A Good Reason To Drink----
Going to my homegroup AA meeting tonight. I'm going to be honest about my slip a month ago that awaken the monster. Going to ask a guy to be my sponser because my old one moved away months ago. I have so much shame from being an alcoholic/addict. I am so embarrassed & ashamed of living 10yrs of my life as a alcoholic. Robbyrobot, thank you for your post. Thanks everyone for the posts. While some were of no use to me I do realize that most people have good intentions for me. Sometimes, I feel like my life is a trainwreck. I know the train is going to crash yet I can't stop it. I just have prepare for the impact. It's horrible.
The embarrassment and the shame I felt, when I began to realize I couldn't, and worse wouldn't quit, well, typed words in a share aren't enough to express my complete sense of worthlessness. Sobriety was such a torture for me, such a total nakedness... I really didn't want it if it sucked so much. Only drunk and or stoned did I have any relief from my troubles, and how sick is that, eh? Even though I knew it to be a complete sham, my delusions were at worse more comfortable than the horrific realities of living an even more impossible life sans alcohol. I was a hot mess.
And yet, here I am sober.
I can tell you, Justfor1, the embarrassment, and the shame, these horrible states of being don't last, they absolutely do crest, break, and fade. I never would have believed it myself, and yet, today I can remember back when as if in a dream, like it all happened to someone else, I've changed that much. Yay me.

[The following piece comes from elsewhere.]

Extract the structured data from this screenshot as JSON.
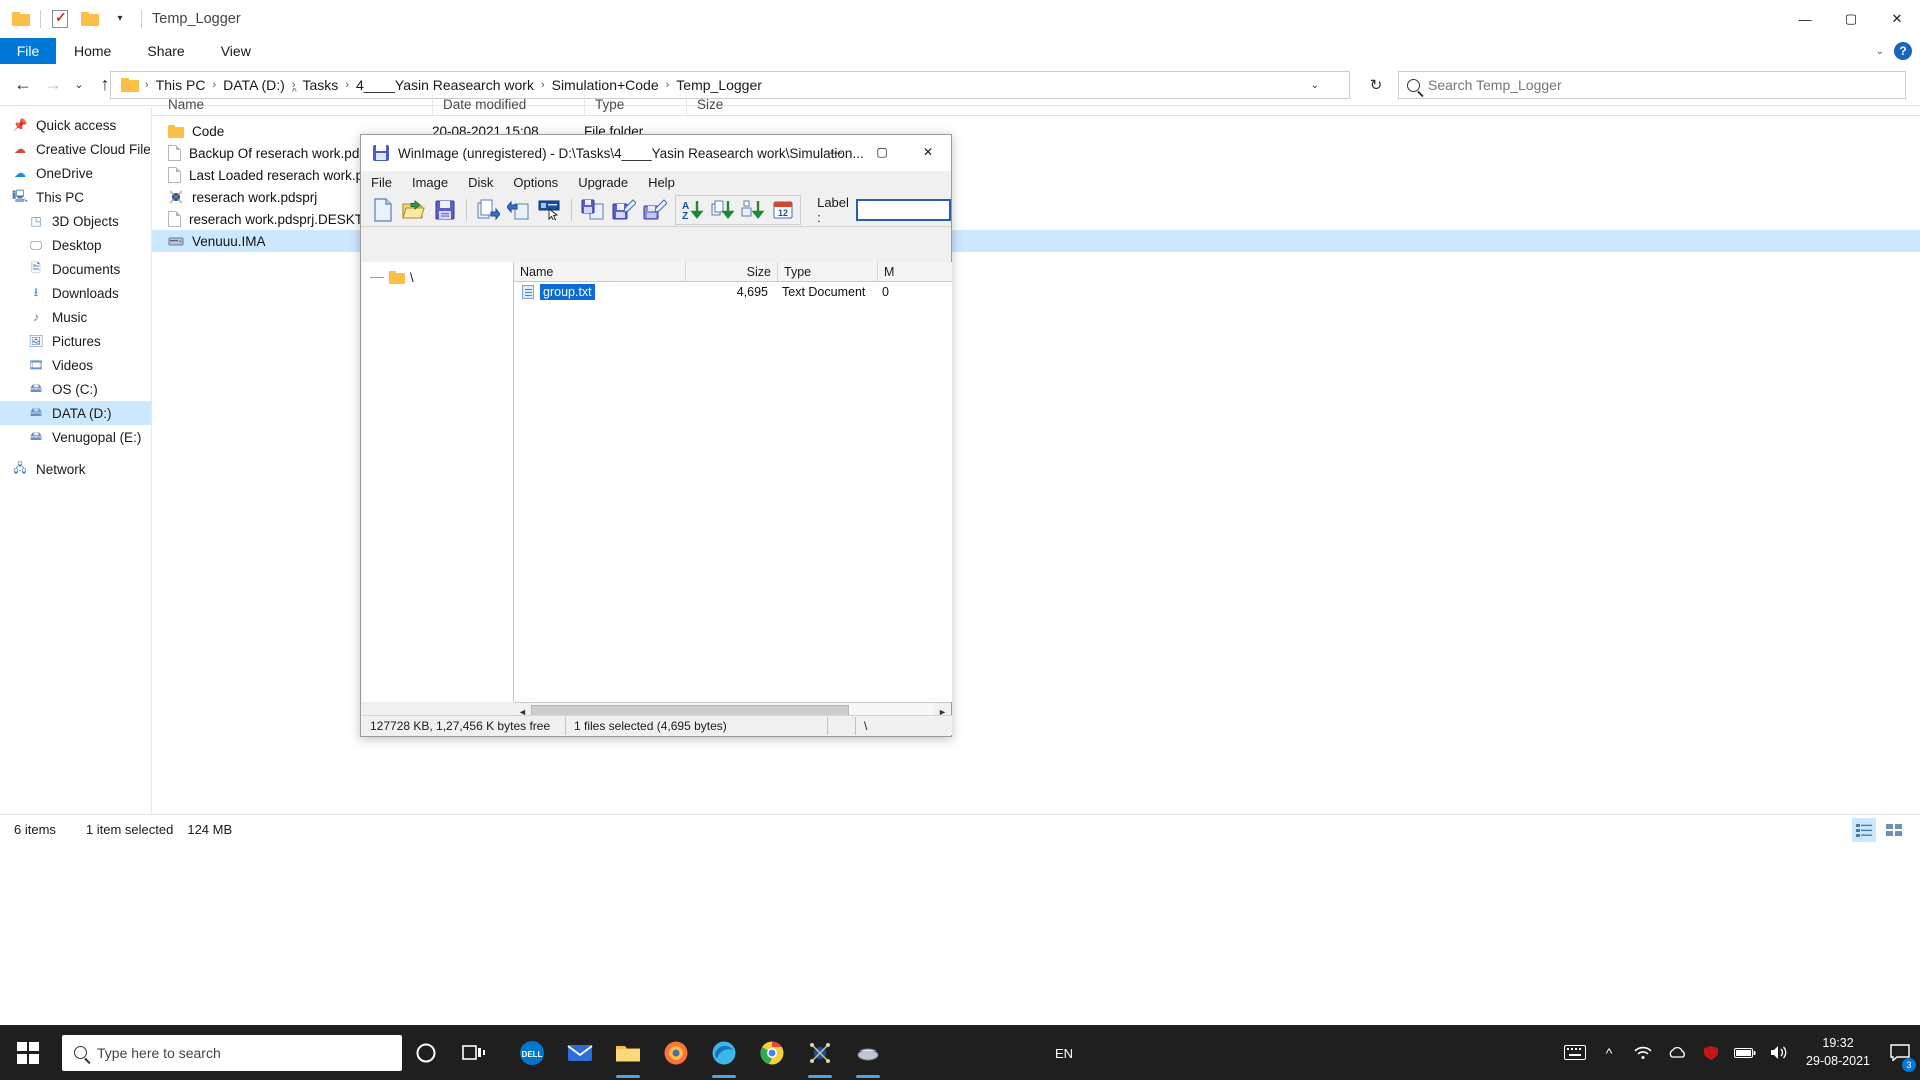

Yeah, not so much I completely forget where I've been, but enough that most of my pains with shame, embarrassment, guilt, and arrogance are total history. My alcoholic mind has been changed out, and I'm finally okay with me, and okay with the world.
You got alot to offer, Justfor1. Absolutely. Totally. Don't believe otherwise. I use to sleep in ditches, and feel good about it. The more lost I was, the better, you know? You understand, Justfor1. You know what I mean.

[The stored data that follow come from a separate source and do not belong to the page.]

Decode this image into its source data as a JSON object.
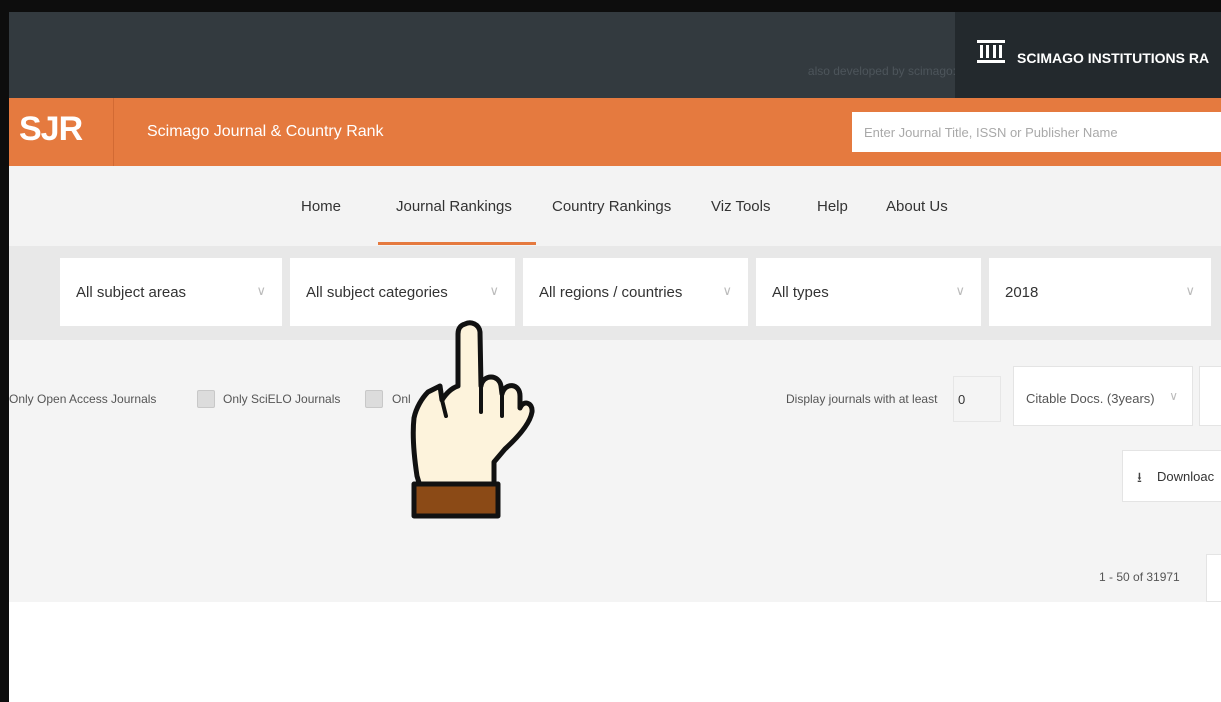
{
  "topbar": {
    "also_developed": "also developed by scimago:",
    "institutions_label": "SCIMAGO INSTITUTIONS RA"
  },
  "header": {
    "logo": "SJR",
    "site_title": "Scimago Journal & Country Rank",
    "search_placeholder": "Enter Journal Title, ISSN or Publisher Name"
  },
  "nav": {
    "items": [
      "Home",
      "Journal Rankings",
      "Country Rankings",
      "Viz Tools",
      "Help",
      "About Us"
    ],
    "active": "Journal Rankings"
  },
  "filters": {
    "subject_areas": "All subject areas",
    "subject_categories": "All subject categories",
    "regions": "All regions / countries",
    "types": "All types",
    "year": "2018"
  },
  "options": {
    "open_access": "Only Open Access Journals",
    "scielo": "Only SciELO Journals",
    "wos": "Onl",
    "display_label": "Display journals with at least",
    "min_value": "0",
    "metric": "Citable Docs. (3years)",
    "download": "Downloac",
    "pagination": "1 - 50 of 31971"
  },
  "colors": {
    "accent": "#e57a3f",
    "dark_bar": "#333a3f",
    "institutions_bg": "#23292d"
  }
}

I want you to know that even though your life maybe a trainwreck in your eyes today, things can, and will change, as you continue with your sober living. The trainwreck life can be left behind. It worked for me, and it can, and will, work for you too. Awesome to hear you're keeping sober, bro.
I have so much shame from being an alcoholic/addict. I am so embarrassed & ashamed of living 10yrs of my life as a alcoholic..............Sometimes, I feel like my life is a trainwreck. I know the train is going to crash yet I can't stop it. I just have prepare for the impact. It's horrible.
This is why many of us, not just me, have been asking you what Step, when are you going to do your steps, etc
It is the Working those 12 Steps with my Sponsor, that removed that shame, took away the fear, allowed me to make amends, and has allowed me all these years to live sober and clean, by LIVING the principals of the steps on a daily basis.
I, of course, had to work the steps first, to learn how to live the principals on a daily basis in all my affairs.
I am glad you have decided to get a face to face sponsor and be 'accountable' to your home group!!!!!!!!!!!!!!!!!!!
Love and hugs,
Consequences never changed my drinking/drugging.
Drinking/drugging will never change your consequences, either. For an alcoholic, there is NEVER a good reason to drink. The pain doesn't really go away. You just numb it for a while. It's still there waiting for you when you sober up. No one gets through life without pain and hard times. Drinking only adds to the problem. It's time to grow up and deal with life like everyone else has to.
Drinking/drugging will never change your consequences, either. For an alcoholic, there is NEVER a good reason to drink. The pain doesn't really go away. You just numb it for a while. It's still there waiting for you when you sober up. No one gets through life without pain and hard times. Drinking only adds to the problem. It's time to grow up and deal with life like everyone else has to.
As we know, picking any sort of alcohol beverage is not the answer you seek and if you decide to seek drink or drugs as the answer you shall still be faced with it when sober.
I would speak to her about her problems and your own, maybe she does not want to stay with you as she is scared she might relapse or make you relapse.
Drinking feels likes it solves problems, in actual reality it subsides them.
In order for me to live through life's pain and heartbreaks not drinking, I had to live through life's pains and heartbreaks and not drink. I relied on AA for support on learning on how to deal with life and not drink. There are also other support groups you can use. It will get better with time.